Il James Webb ha, poi, un’eredità pesante con cui confrontarsi: quella di Hubble, lo strumento che, con le sue immagini spettacolari, più di ogni altro ha riempito l’universo di colore e fuochi d’artificio. Per fronteggiare il prezzo” astronomico” (oltre 10 miliardi di dollari) questa volta Usa ed Europa hanno unito le forze. Non è bastato: la partenza del telescopio, che era prevista in questi giorni, è ripetutamente slittata fino al 2021. Insegue a distanza, frenato da una disputa con le divinità di Mauna Kea, il Thirty Meter Telescope, il quarto fra i nuovi telescopi monstre. Il vulcano delle Hawaii è sacro per le popolazioni locali e solo quest’anno, scavalcando le proteste, le autorità dell’isola hanno dato il via libera alla costruzione della “casa delle stelle” a 4mila metri.

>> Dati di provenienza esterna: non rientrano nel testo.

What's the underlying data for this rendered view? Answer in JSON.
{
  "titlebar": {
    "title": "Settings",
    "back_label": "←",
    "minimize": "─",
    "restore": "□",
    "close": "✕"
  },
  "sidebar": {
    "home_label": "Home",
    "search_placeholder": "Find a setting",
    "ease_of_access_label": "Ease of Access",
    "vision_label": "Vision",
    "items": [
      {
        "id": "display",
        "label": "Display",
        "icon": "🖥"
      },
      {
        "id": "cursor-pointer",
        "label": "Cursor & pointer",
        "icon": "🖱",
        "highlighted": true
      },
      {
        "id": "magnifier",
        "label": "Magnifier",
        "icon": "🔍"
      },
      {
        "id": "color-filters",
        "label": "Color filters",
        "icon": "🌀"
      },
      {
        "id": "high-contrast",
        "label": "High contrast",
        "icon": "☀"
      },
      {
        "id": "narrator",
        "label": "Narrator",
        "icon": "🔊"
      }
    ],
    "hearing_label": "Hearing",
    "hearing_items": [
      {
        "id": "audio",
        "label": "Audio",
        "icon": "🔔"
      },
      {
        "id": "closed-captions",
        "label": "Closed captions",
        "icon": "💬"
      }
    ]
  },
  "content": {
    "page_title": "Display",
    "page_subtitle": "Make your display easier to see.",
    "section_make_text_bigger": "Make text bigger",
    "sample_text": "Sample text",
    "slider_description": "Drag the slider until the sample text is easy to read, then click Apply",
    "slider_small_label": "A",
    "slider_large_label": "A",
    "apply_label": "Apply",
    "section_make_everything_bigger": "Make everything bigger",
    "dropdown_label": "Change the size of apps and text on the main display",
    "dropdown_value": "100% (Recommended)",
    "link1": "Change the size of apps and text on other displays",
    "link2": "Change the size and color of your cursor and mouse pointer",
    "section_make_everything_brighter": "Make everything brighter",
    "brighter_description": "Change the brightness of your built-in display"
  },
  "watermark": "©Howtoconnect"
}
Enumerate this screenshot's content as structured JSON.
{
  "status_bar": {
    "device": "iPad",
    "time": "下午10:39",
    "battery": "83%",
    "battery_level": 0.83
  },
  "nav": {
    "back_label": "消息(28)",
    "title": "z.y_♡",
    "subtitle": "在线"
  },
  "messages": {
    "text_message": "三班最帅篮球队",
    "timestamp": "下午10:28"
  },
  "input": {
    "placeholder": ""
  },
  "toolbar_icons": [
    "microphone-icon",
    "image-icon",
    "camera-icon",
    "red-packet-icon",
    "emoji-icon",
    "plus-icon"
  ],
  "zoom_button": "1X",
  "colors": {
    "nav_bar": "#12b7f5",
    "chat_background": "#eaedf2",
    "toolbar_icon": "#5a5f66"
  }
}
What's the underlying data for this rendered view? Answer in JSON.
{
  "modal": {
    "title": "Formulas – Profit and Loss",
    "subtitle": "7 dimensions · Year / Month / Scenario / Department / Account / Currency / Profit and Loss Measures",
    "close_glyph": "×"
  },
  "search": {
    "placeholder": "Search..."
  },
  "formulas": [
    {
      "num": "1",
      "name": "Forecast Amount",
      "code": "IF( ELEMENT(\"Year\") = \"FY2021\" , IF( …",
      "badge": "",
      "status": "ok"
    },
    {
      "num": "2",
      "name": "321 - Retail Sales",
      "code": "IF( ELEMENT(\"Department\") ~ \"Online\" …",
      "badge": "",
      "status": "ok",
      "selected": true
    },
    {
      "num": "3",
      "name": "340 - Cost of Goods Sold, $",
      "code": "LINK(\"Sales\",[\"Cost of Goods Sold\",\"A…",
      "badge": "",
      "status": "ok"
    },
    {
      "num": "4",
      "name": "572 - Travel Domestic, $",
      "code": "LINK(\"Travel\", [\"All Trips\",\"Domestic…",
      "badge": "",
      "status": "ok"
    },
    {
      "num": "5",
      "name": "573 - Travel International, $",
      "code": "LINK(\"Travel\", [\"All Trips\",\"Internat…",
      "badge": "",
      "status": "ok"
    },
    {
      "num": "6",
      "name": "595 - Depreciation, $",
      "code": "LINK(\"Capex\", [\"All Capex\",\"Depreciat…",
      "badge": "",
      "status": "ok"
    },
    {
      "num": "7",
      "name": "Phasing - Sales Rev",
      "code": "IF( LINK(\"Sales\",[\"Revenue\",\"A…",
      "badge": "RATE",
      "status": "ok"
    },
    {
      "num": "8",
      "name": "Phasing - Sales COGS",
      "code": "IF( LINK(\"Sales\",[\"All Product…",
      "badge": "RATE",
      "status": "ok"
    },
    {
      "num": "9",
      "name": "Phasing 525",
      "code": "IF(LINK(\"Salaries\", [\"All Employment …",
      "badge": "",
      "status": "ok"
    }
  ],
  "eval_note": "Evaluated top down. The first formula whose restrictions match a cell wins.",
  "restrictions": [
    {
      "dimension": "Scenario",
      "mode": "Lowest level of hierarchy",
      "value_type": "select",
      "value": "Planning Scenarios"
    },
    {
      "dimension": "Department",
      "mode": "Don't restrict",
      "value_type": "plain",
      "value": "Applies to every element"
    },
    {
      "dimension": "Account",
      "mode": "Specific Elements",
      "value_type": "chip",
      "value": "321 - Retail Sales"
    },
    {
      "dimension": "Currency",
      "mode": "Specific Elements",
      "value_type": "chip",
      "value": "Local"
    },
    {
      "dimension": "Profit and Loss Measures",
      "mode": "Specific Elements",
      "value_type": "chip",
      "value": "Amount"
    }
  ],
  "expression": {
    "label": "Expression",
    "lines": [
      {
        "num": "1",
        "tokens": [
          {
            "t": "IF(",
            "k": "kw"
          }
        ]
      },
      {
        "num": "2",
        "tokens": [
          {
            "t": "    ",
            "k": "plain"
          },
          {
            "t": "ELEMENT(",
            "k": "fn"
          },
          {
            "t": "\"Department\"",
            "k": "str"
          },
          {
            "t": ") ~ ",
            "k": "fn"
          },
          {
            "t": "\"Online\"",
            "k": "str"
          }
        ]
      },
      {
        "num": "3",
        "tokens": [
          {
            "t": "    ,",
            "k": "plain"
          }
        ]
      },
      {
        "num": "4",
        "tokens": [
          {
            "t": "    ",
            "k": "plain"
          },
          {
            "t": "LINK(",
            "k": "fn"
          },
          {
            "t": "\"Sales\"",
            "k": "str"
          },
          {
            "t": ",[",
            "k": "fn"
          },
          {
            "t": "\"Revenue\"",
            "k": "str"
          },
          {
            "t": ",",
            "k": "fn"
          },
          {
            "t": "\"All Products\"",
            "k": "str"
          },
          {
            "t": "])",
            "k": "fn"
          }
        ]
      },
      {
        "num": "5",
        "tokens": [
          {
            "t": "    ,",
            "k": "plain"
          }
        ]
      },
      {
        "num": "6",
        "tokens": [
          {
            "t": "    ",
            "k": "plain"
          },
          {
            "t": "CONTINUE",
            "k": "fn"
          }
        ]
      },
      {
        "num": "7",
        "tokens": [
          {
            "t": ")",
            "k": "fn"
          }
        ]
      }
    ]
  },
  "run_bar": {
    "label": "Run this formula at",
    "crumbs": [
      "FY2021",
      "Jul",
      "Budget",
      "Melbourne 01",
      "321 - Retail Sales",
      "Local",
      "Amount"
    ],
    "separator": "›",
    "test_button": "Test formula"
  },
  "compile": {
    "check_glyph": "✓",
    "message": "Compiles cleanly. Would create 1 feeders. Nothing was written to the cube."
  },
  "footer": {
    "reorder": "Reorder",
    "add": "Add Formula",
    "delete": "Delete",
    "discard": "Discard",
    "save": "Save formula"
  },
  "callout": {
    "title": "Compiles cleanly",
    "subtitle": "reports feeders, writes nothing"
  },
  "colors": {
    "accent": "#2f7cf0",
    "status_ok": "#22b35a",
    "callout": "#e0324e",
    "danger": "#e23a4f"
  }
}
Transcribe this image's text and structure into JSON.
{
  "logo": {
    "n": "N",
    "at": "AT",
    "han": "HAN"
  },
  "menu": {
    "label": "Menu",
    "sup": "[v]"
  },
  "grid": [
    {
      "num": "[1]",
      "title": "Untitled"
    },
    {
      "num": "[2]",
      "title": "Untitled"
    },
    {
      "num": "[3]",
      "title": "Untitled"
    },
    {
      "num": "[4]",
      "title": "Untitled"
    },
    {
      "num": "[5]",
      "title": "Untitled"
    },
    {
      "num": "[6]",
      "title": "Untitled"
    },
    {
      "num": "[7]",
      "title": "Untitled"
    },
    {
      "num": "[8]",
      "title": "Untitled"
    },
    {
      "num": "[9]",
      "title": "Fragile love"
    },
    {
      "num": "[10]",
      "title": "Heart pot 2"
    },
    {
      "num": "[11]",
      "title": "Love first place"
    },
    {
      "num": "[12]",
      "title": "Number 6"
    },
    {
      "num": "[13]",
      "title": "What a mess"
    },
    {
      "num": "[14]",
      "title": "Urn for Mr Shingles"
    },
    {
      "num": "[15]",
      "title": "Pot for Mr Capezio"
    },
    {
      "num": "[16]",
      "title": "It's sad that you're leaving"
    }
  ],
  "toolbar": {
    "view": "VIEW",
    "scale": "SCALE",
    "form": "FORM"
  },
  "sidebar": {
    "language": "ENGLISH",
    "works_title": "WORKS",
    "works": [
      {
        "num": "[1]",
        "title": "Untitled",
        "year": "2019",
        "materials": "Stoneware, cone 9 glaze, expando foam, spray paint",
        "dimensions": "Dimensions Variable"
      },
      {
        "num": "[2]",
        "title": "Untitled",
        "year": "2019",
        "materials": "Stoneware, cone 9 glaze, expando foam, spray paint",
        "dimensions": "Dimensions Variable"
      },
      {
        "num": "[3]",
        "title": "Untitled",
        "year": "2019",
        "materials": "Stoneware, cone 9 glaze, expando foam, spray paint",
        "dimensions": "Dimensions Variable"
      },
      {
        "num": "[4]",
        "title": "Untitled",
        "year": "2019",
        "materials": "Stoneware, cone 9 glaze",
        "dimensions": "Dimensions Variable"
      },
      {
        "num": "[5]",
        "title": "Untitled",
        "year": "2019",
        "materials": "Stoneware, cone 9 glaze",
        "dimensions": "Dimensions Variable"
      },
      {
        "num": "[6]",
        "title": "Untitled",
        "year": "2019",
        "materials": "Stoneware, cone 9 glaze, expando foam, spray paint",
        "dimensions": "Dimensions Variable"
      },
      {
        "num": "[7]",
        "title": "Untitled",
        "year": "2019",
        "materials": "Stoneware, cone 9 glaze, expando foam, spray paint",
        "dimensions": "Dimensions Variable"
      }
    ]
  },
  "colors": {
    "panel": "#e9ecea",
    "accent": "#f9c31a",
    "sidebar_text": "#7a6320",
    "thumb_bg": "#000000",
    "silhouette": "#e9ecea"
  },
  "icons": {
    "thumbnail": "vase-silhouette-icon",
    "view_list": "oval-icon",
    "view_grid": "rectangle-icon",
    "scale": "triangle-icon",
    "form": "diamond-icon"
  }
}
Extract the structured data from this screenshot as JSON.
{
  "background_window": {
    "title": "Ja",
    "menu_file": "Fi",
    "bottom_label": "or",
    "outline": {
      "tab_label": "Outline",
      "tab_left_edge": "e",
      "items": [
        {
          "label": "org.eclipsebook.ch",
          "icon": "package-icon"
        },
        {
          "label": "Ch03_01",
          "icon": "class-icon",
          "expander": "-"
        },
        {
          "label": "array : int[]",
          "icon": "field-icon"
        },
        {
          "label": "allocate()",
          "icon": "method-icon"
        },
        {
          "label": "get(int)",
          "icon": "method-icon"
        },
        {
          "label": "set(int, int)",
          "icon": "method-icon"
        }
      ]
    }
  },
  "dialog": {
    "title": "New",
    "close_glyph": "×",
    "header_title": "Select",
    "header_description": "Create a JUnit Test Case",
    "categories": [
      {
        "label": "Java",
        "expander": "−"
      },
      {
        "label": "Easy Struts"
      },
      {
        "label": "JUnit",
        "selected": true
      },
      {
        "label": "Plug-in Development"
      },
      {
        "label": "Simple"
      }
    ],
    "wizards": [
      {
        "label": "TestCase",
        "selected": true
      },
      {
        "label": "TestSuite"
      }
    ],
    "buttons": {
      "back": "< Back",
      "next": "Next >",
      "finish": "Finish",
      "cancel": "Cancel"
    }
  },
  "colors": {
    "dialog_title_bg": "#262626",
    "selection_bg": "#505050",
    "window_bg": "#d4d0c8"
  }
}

Ma a che serve costruire strumenti massicci come palazzi, in cui la magia delle stelle si riduce a una cascata di dati, con gli astronomi che fissano schermi di computer anziché oculari? Elt ad esempio sarà grande come due Colossei. «Uno specchio largo raccoglie più luce», spiega Paolo Giommi, astrofisico dell’Asi, uno degli scienziati italiani più citati nella letteratura scientifica. «Più luce vuol dire più dettagli. Se vogliamo sapere quali elementi contiene una stella o l’atmosfera di un pianeta, abbiamo bisogno di spingere al massimo le prestazioni». I dati, prodotti da strumenti piazzati ad altitudini sempre più inospitali, vengono trasmessi nelle sale di controllo dei telescopi e lì analizzati. «Sempre più spesso li scarichiamo comodamente nei nostri uffici» precisa Giommi. Quel che accade è che uno o più astronomi chiedano all’organizzazione che gestisce il telescopio di “prendere in prestito” lo strumento per alcuni minuti o alcune ore, con lo scopo di studiare un oggetto celeste. Se la richiesta è accettata, lo specchio viene orientato verso la stella, galassia o altro, da studiare. I dati raccolti dal telescopio vengono poi trasmessi agli scienziati, che li usano per scrivere un articolo scientifico.
«Oggi l’astronomia è una scienza di frontiera, nessuno si dedica più all’osservazione diretta del cielo» conferma D’Amico. «Però il fascino di un telescopio amatoriale, con gli anelli di Saturno traballanti, è ineguagliabile». Giommi ricorda i piccoli aerei che sorvolavano l’Aconcagua e atterravano fra i cocuzzoli di Atacama, dove altitudine, solitudine e aridità regalano buio totale e cielo terso. «Guardavi le Nubi di Magellano e capivi subito perché il navigatore le scambiò per nuvole. Invece si tratta di galassie vicine». Nicolò D’Amico ricorda le ricadute pratiche: «Dalla necessità dimettere in rete tutte le antenne dei radiotelescopi, è nato tra l’altro il wi-fi».